Because he was there and not there.
He was entwined with Anna, their bodies slick and warm. He was watching her cry after he’d told her about Peter.
He was sitting in a rural Swiss inn with Peter; he was standing over Peter’s blood-soaked body.
“An extraordinary undertaking required extraordinary resources. Hitler prattled about stability while contributing to its destruction, and so it went with other tyrants in other parts of the world. But Sigma really could contribute to the pacification of the planet. Its founders knew what was necessary. They were devoted to a single creed: rationality. The remarkable advances we’d seen over the past century in technology had to be matched with advances in the management of our race—the human race. Science and politics could no longer be relegated to separate dominions.”

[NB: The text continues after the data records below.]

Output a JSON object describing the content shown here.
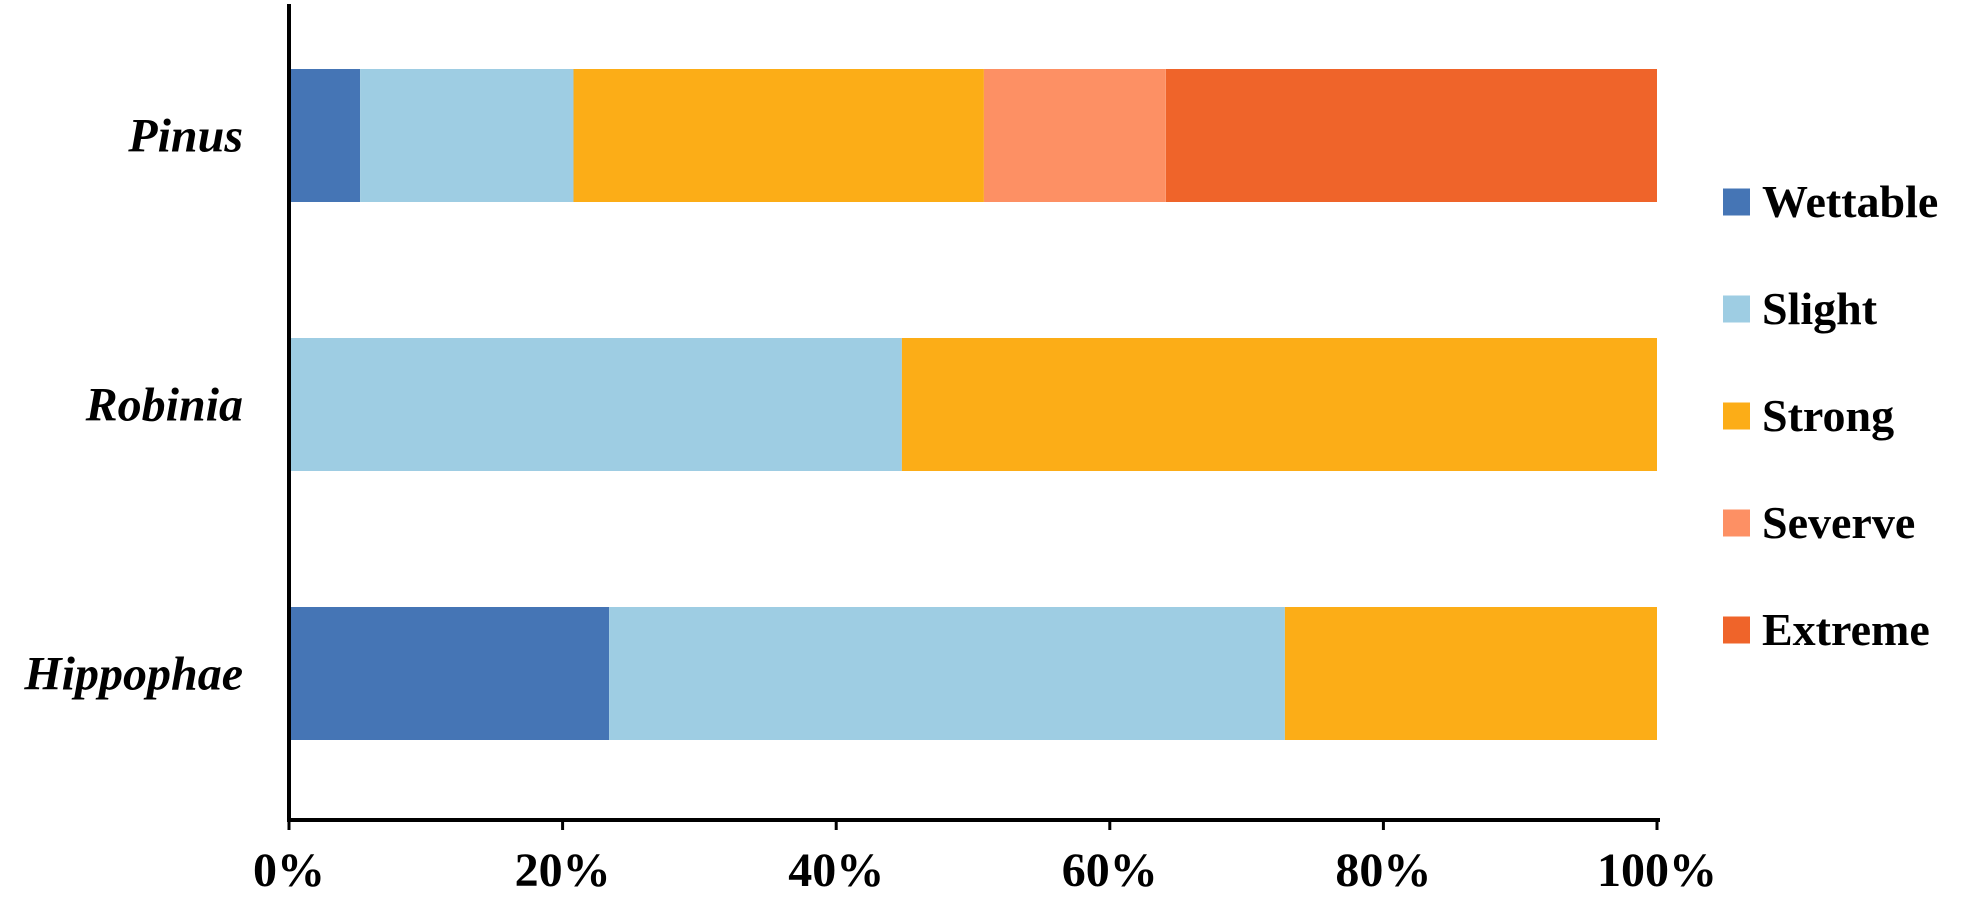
{
  "chart_data": {
    "type": "bar",
    "orientation": "horizontal",
    "stacked": "100%",
    "categories": [
      "Pinus",
      "Robinia",
      "Hippophae"
    ],
    "series": [
      {
        "name": "Wettable",
        "color": "#4575B5",
        "values": [
          5.2,
          0,
          23.4
        ]
      },
      {
        "name": "Slight",
        "color": "#9ECDE3",
        "values": [
          15.6,
          44.8,
          49.4
        ]
      },
      {
        "name": "Strong",
        "color": "#FCAD17",
        "values": [
          30.0,
          55.2,
          27.2
        ]
      },
      {
        "name": "Severve",
        "color": "#FD9064",
        "values": [
          13.3,
          0,
          0
        ]
      },
      {
        "name": "Extreme",
        "color": "#EF642A",
        "values": [
          35.9,
          0,
          0
        ]
      }
    ],
    "xlim": [
      0,
      100
    ],
    "x_ticks": [
      "0%",
      "20%",
      "40%",
      "60%",
      "80%",
      "100%"
    ],
    "grid": false,
    "legend_position": "right"
  }
}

Gradually Ben focused. “You’re not making sense. Technology proved an aid to the madness. Totalitarianism depended on mass communication. And scientists helped make the Holocaust possible.”

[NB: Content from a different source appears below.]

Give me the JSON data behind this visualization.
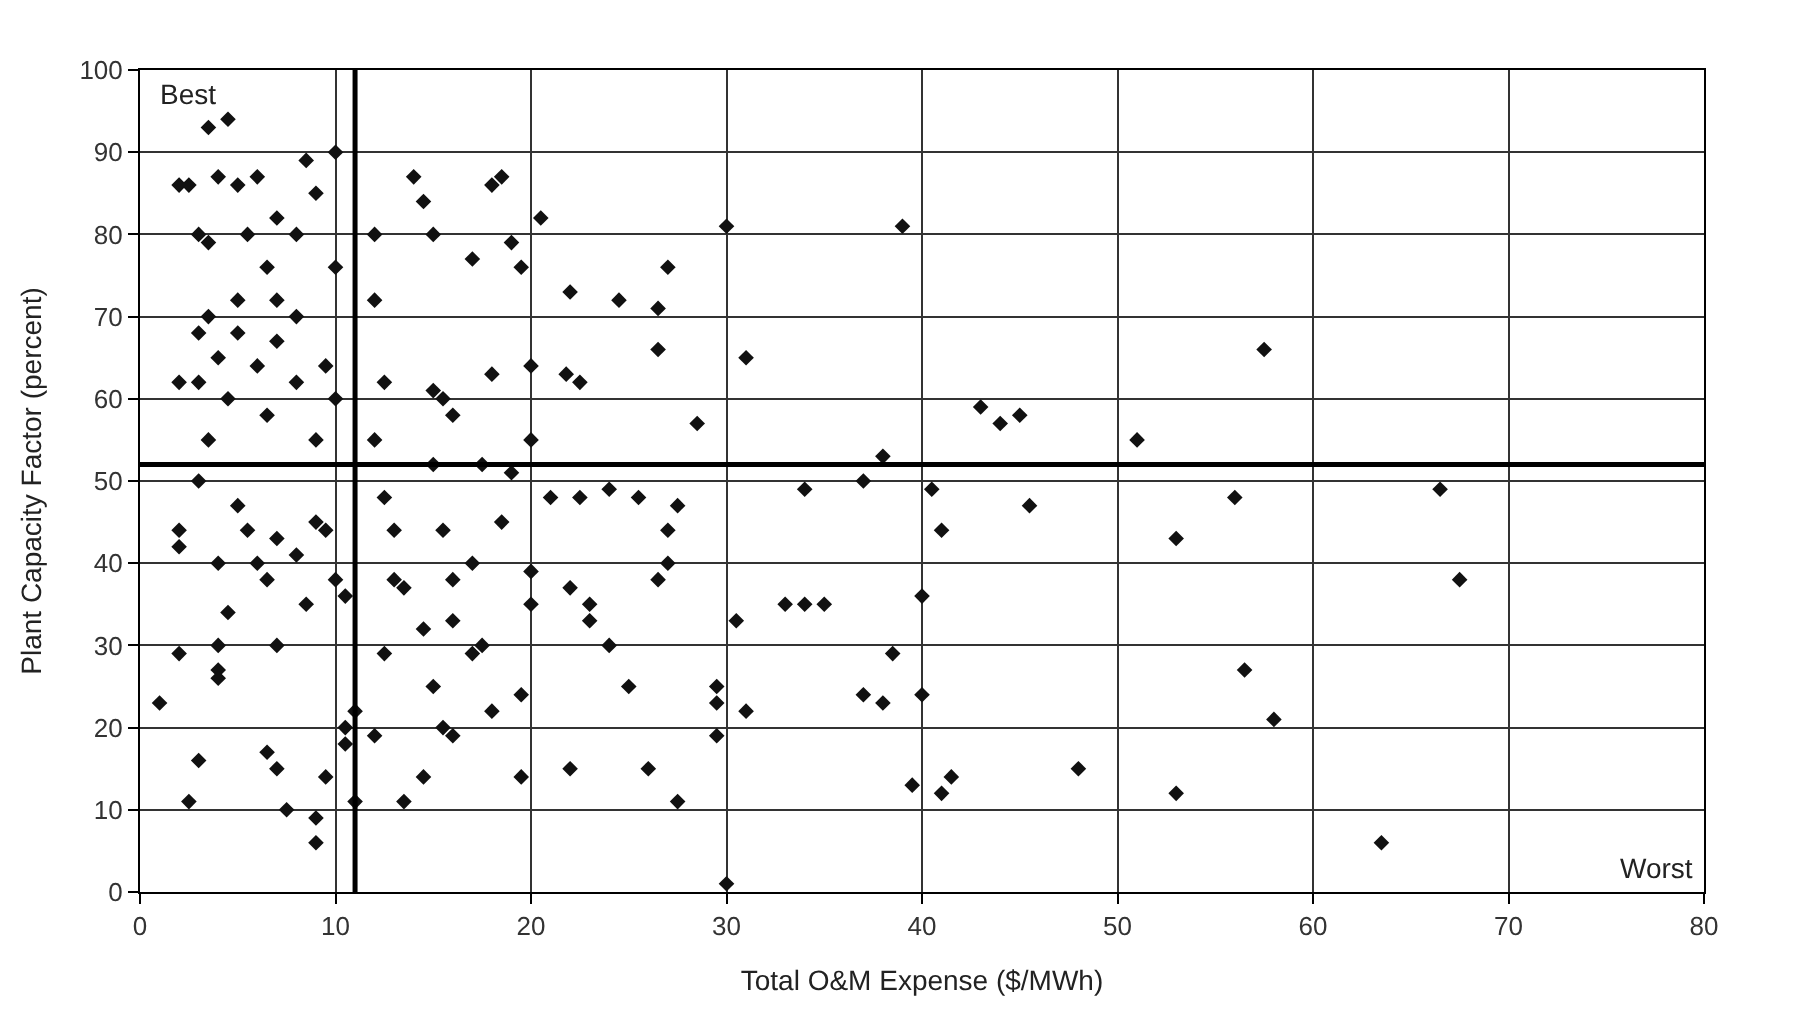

“All the more reason why Sigma was necessary—as a bulwark against that sort of madness. You can understand that, can’t you? A single madman had driven Europe to the brink of anarchy. On the other side of a great land mass, a small band of agitators had turned an empire secured by Peter the Great into a seething cauldron. The insanity of the mob amplified the insanity of the individual. That’s what the century had taught us. The future of Western civilization was too important to rest in the hands of the mobs. The aftermath of the war had left a vacuum, a powerful one. Civil society was everywhere in disarray. It fell upon a small group of powerful, well-organized men to impose order. Indirect rule. The levers of power were to be manipulated, even as that manipulation would be carefully camouflaged by the official instrumentalities of governance. Enlightened leadership was necessary—leadership behind the scenes.”
“And what was to guarantee that the leadership was going to be enlightened?”
“I told you. Lenz was a farsighted man, and so were the industrialists he allied with. Again, it comes down to the marriage of science and politics: one would have to heal and strengthen the other.”
Ben shook his head. “That’s something else that doesn’t make sense. These businessmen were folk heroes, many of them. Why would they agree to consort with the likes of Strasser or Gerhard Lenz?”
“Yes, this was an extremely inclusive group. But perhaps you forget your own father’s indispensable role.”
“A Jew.”
“Doubly indispensable, one could say. Substantial sums were transferred out of the Third Reich, and to do so without detection was a challenge of mind-numbing complexity. Your father, who was quite a wizard in such financial matters, rose to the challenge. But, equally, the fact that he was Jewish was exceedingly helpful in reassuring our counterparts in Allied nations. It helped establish the fact that this wasn’t about furthering the Führer’s insanity. This was about business. And about betterment.”
Ben gave him a frankly skeptical look. “You still haven’t explained Gerhard Lenz’s special appeal to these businessmen.”
“Lenz had something to offer them. Or, at that point, I should say that he had something to promise. The word had spread among the moguls that Lenz had made some extremely suggestive scientific breakthroughs in an area of direct personal interest to all of them. Based on some preliminary successes, Lenz had, at the time, thought he was nearer than he in fact was. He was flush with excitement, and the excitement was infectious. As things turned out, the founders didn’t survive to benefit from his researches. But all of them deserve credit for making it possible. Billions of dollars invisibly went to support the research—a level of support that made the Manhattan Project look like a high school lab class. But now we touch on matters that may lie beyond your grasp.”
“Try me.”
“No doubt your inquiries are purely disinterested, yes?” Lenz said dryly. “Like Ms. Navarro’s.”